Editorial: Change the channel

Consumers shouldn’t foot the bill because television companies decided to get into less profitable businesses.

If you believe executives from this country’s two largest private broadcasters, the television industry is in the midst of a crisis. It’s a crisis, they say, that can be solved only by placing fewer regulatory obligations on them and forcing consumers — through their cable and satellite contracts — to pay a carriage fee for over-the-air signals. What a crock.

It’s true that CanWest Global Communications Corp., for example, is hemorrhaging badly, but that’s not because its Canadian television business is doing poorly. In fact, year-over-year Q2 profit, reported April 9, skyrocketed 60%, to $32 million.
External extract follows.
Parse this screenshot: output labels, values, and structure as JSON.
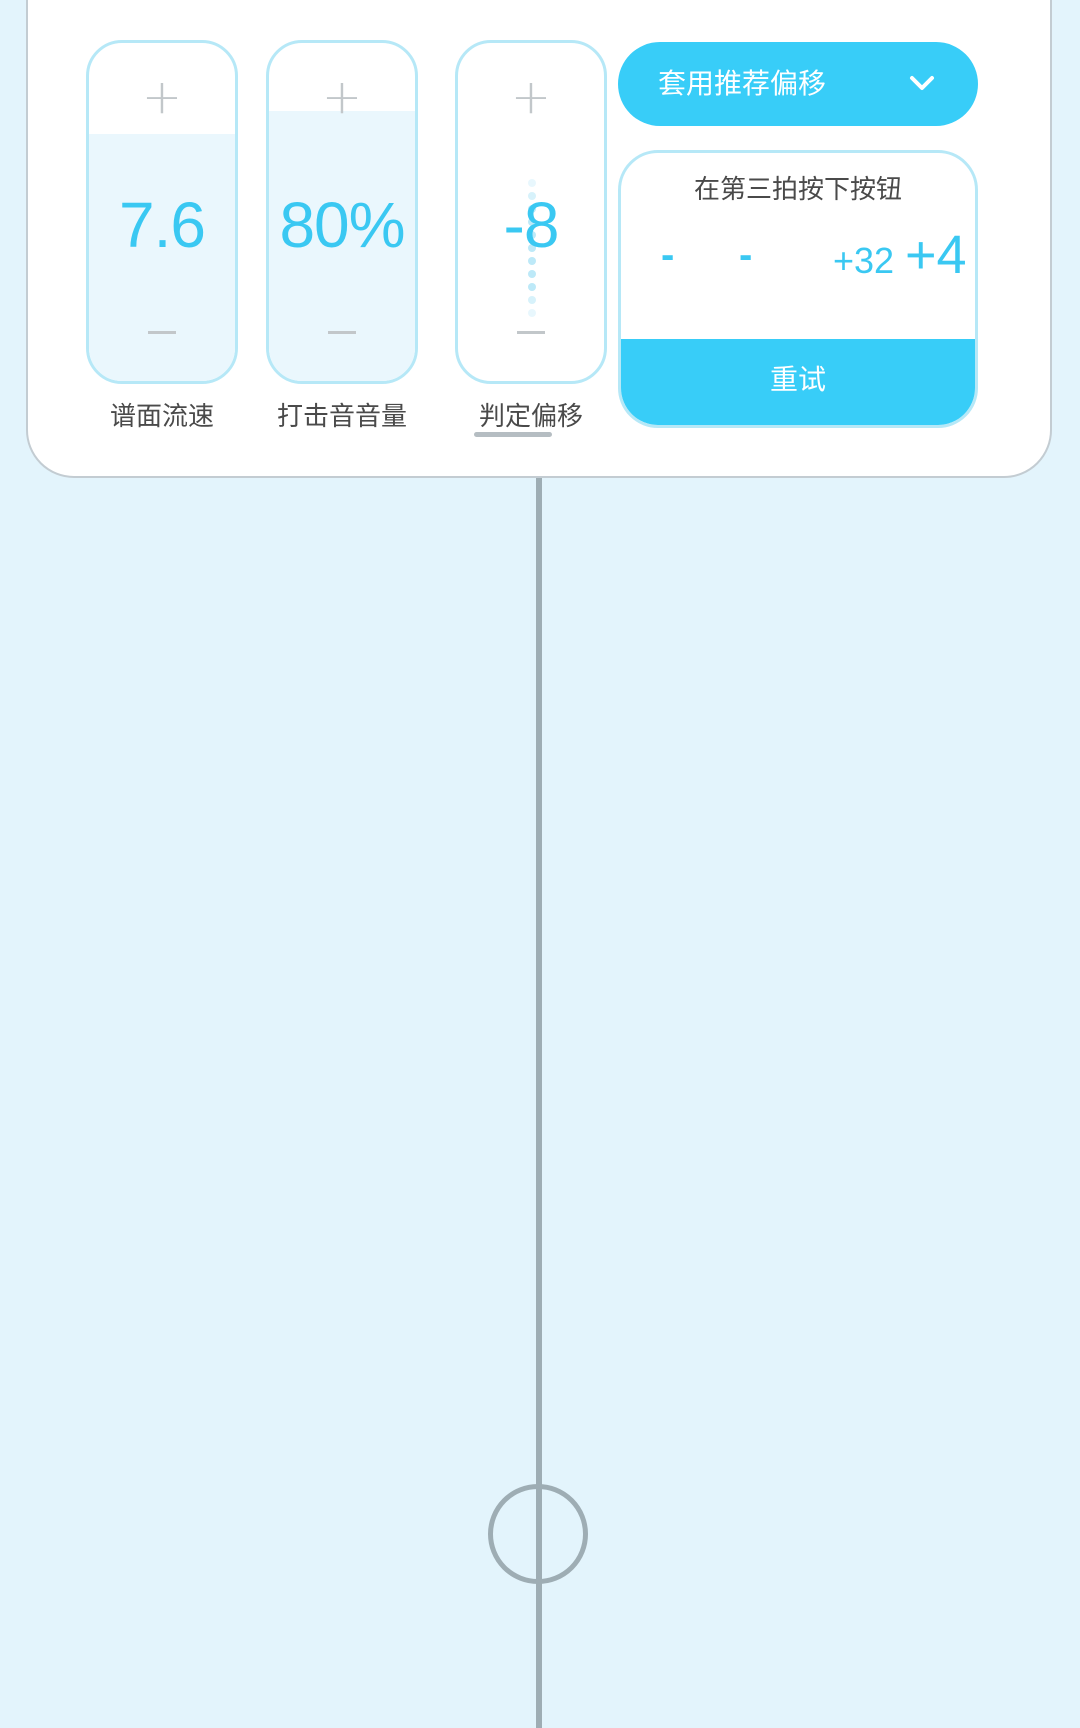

And that’s not a one-off gain, either. Profit is up 21% for the year so far. Doesn’t sound like the sky is falling.

The carriage fee CanWest proposes would rather merely get Canadian television viewers to subsidize the company’s disastrous forays into other business areas, such as its ill-considered decision to buy Australia’s Network Ten and its 2001 takeover of the perennially struggling National Post. We don’t know if a similar situation applies over at CTVglobemedia Inc. — its financial information is not published — but that one-time TV network has also expanded into non-broadcasting fields.
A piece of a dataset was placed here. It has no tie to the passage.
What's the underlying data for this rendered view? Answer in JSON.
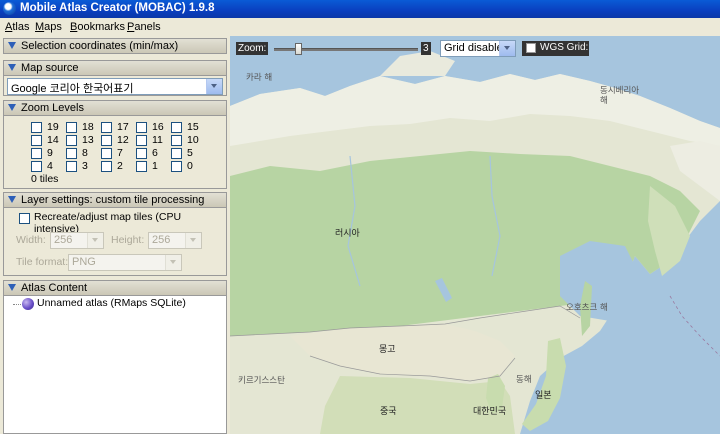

We can only hope that the Canadian Radio-television and Telecommunications Commission will see through this ruse and keep rejecting the carriage-fee idea, as it did in October. Even if you do accept that this country’s television industry is sinking, remember that CRTC chairman Konrad von Finckenstein warned a carriage fee would raise less than $300 million, which wouldn’t be enough to solve the industry’s problems anyway.

Broadcasters already enjoy signal substitution, which puts Canadian commercials on U.S. simulcasts, thereby boosting their viewership numbers — and, hence, ad revenues. Those American shows are the ones people watch. If the CRTC is going to reconsider cable and satellite fee structures, it should simply allow consumers to pay only for the stations they want and stop signal substitutions.

Then again, if you don’t like what CanWest and CTVglobemedia are on about, change the channel, or the medium. There are plenty to choose from.